Would he vote for McCain? No – and partly for the same reasons I wouldn’t. We need to shake the carpet in Washington, and changing parties seems like a good way to do things. What, exactly, does McCain stand for except the war (where my friend and I disagree on our views of his stance)? Seriously – neither of us could articulate a clear vision of what McCain believes other than no taxes and fighting Islamic radicals. McCain’s energy policy is as much a muddle as Obama’s (pandering with his gas tax holiday). Will he be crushed if McCain wins? No – just as I won’t be.

Could Obama lose his vote? Possibly – possibly easier than he could lose mine. And that’s not good.

What my friend is looking for is some clear foundation under Obama’s positions, other than “elect me”. What I’m looking for is some narrative arc from the master speechmaker that will tie his dazzling constellation of positions into one coherent view of who Obama was and who he has become and why. We’d both like to see the townhall debates that Obama is blowing off happen – because we both believe enough in Obama to think that by revealing more of himself, he’ll win over doubtful voters like my friend.
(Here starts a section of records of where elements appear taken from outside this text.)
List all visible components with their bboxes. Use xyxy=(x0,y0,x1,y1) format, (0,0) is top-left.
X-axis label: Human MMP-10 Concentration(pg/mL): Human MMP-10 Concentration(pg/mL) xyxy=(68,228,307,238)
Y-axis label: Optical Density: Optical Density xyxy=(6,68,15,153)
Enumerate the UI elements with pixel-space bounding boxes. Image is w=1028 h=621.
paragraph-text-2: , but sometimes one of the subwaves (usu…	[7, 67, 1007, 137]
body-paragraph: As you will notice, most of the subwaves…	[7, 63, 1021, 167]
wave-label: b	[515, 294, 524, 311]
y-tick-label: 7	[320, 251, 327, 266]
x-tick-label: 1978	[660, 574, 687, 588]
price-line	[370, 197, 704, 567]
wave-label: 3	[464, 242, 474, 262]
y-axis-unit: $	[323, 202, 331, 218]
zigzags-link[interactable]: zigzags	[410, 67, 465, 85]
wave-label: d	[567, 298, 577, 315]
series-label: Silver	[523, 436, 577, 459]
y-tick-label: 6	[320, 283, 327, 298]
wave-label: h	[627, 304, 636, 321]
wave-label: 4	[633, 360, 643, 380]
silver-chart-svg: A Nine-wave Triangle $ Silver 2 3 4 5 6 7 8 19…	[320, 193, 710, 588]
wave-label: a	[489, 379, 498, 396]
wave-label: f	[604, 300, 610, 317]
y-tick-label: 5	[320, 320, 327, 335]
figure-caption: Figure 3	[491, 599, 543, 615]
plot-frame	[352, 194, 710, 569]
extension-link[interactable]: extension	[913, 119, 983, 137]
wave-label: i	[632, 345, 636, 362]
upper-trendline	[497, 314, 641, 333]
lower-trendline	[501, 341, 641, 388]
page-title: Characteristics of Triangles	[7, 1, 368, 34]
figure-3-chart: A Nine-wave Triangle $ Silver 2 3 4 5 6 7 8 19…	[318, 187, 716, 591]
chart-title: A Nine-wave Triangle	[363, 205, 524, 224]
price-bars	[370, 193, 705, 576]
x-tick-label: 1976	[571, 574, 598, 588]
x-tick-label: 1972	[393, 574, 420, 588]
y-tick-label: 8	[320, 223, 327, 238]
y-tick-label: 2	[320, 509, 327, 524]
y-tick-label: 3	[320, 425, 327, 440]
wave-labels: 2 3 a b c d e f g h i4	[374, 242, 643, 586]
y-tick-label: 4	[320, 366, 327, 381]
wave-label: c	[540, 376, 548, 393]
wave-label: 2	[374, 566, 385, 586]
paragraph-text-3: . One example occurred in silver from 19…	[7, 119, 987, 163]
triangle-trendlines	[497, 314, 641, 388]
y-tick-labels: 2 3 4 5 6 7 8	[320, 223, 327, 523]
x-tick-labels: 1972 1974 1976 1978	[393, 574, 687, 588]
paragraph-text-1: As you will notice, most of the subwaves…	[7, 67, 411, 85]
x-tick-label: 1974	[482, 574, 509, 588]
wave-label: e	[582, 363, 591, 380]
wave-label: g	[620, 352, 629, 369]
So – if any Obama speechwriters happen to be reading this – your work is cut out for you.

We headed off home to change and then up to a mansion overlooking the Pacific not too far from our much more modest home. Valets took our car, we were served fresh lemonade and excellent wine on a terrace overlooking the sea, and nibbled on good cheese and fruit while we mingled with the crowd and chatted. I ran into an old dear friend from my Venice days, who I was kind of surprised to see here – she’s a conservative Republican who supports this one candidate – and we chatted and caught up. While we did two friends of hers joined our circle – a prosperously-dressed couple in their early 60’s. He apparently owns an art gallery in West LA and his wife is involved in real estate – pretty archetypical for high-end California Democrats.

We chatted a little bit about the elections, and I mentioned our breakfast that morning and expressed concern that the election was going to be damn close, and that Obama could easily lose. Gallery Guy commented that the only way Obama might lose is because of the stupidity of the typical working class voter.
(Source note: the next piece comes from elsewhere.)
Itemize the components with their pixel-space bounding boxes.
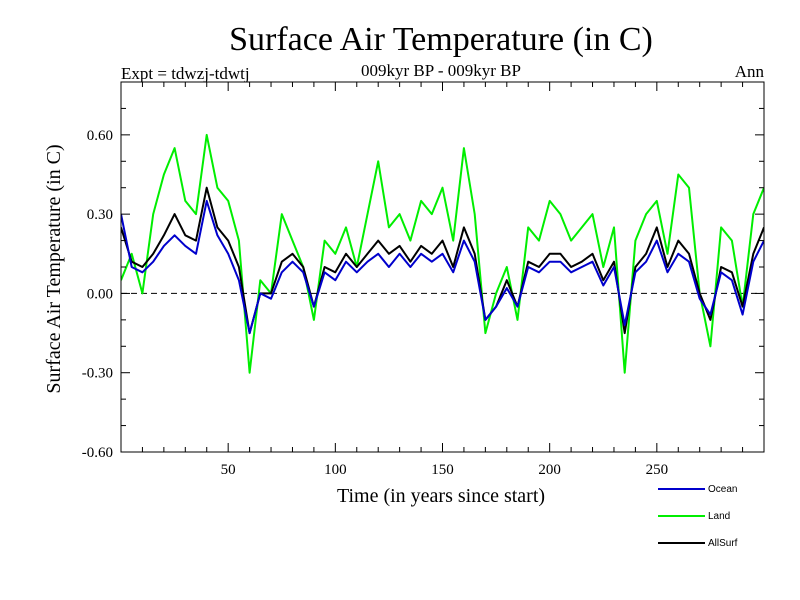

Years ago, I might have laughed that off, or told a joke about Swing Vote, or ignored it.

Not so much any more. I replied that he was wrong as a matter of fact and morality, that his position was dangerous to the Democratic Party, and that it was personally offensive to hear him belittle people who couldn’t afford houses like the one we were standing in. A quick discussion ensued, and he was pretty pissed off by the end of it and stormed away – glaring at me from time to time for the balance of the event.

It’s funny how irascible pacifists seem to be, isn’t it?

I’m stocking up on popcorn. It’s going to wild for the next three months.

Swing Vote

Just had a delightful evening. (Yes, the BBQ at Phillip’s is the best in town, in case you were wondering. We went to the new one on Adams and Crenshaw where they kind of sort of have seats in the parking lot.)

We went and saw Swing Vote in a half-empty theater in Culver City.

I’m going to make it my mission to start filling those seats, because I thought it was one of the most delightful and important movies I’ve seen this year. Yes, I saw and loved Batman and Wall-E – and The Band’s Visit.

But I think this movie was made for me, the guy who loves America because a nation full of Bud Johnsons gets to pick the President. And who believes that given the opportunity, most people will do the right thing – as both Presidential candidates, Bud, and a host of other characters in the movie finally do.

Yes, it’s Capra-esque and that’s a mine that has been well worked since the master laid down his tools. And no, it isn’t incisive or brilliantly sharp. But you know, when the form works, it works. And this movie works and sells you on the possibility of goodness. I’m kind of tired of movies that revel in denying goodness and work to crush it wherever it might be found. The movie is a valentine to the America we all can – and should – love, and no one ought to reject a Valentine.